TRACKING KE AIR TERJUN SILUMAN

Ini adalah air terjun paling menawan sekaligus menantang yang pernah saya datangi, Air Terjun Siluman. Lokasinya kurang lebih cuma 20 kilo-an dari kota Binjai, tepatnya di Desa Garunggang kecamatan Sei Binge, Langkat.
Air yang mengalir ke air terjun ini menurut penduduk setempat terkadang ada terkadang juga tidak, itu sebabnya air terjun ini dinamakan air terjun Siluman.
Kabupaten langkat memang sangat terkenal dengan wisata alam hutan dan sungainya, apalagi untuk olahraga arung jeram langkat memang tempatnya, belum lagi hutan Tangkahan yang sebenarnya sudah sangat populer untuk turis2 Eropa yang juga adanya di Langkat, Sumatera Utara.

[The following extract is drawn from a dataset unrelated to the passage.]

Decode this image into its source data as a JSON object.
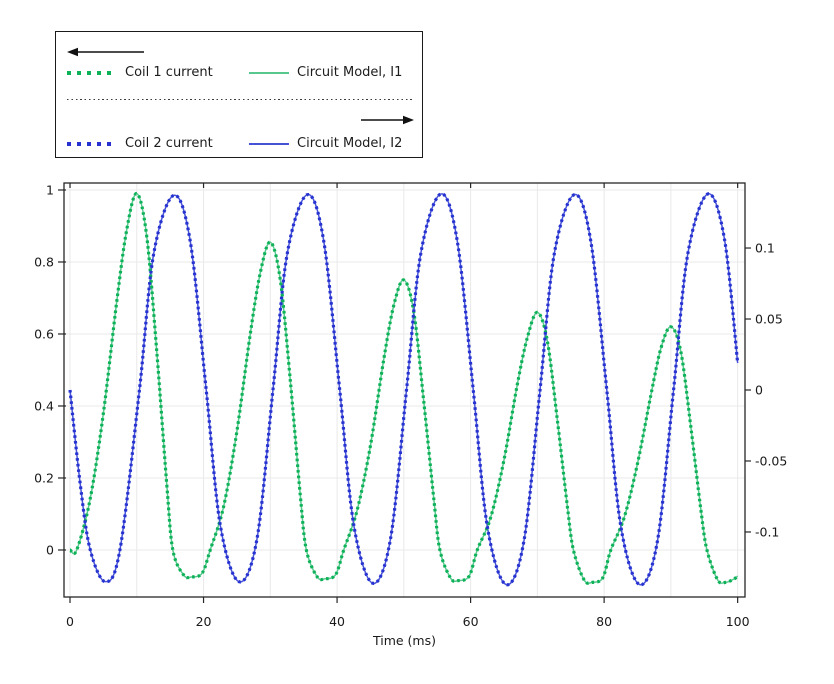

Mari kembali ke air terjun, sebenarnya air terjun Siluman ini hanya salah satu dari beberapa air terjun yang sekarang dibuka untuk wisata. Untuk menuju kemari sebaiknya tidak perlu membawa terlalu banyak barang. Saya dan beberapa teman melalak sudah sebelumnya mendengar informasi tentang rute yang akan dilalui, walaupun informasinya masih belum terlalu jelas.

image

Kami memulai perjalanan dari Kota Binjai dengan sepeda motor, kira2 satu jam jalan santai kita pasti sudah sampai di Desa Garunggang ini, jangan takut nyasar deh, dijalan kita pasti dihampiri oleh penduduk setempat yang menawarkan jasa guide, per-orang nya kami harus bayar 30 ribu untuk seorang guide sekaligus bisa dimintain tolong utk bawain barang.

image

Mari kita mulai tracking, setelah memarkirkan kendaraan di rumah warga setempat kami mulai berjalan kaki, seperti penampakan diatas, jalan yang harus kita lalui becek dan berlumpur, mungkin karena ini desember, jalanan tanah ini licin dan hancur.

image

Jalan kaki dijalan lumpur ini lumayan juga jaraknya, kira2 60 menit jalan santai di tanah yang landai menurun, tapi masih rute yang relatif wajar sekali untuk tracking, dijalan kami banyak bertegur dengan penduduk setempat yang mayoritas berprofesi sebagai petani aren.

image

Setelah satu jam berjalan kaki sampailah kami di rumah terakhir Desa ini, Mak Azis namanya, Beliau berjualan kecil2an seperti air mineral dan mie instan, Ibu ini ramah sekali, beliau menyediakan tikar untuk kami istirahat sejenak.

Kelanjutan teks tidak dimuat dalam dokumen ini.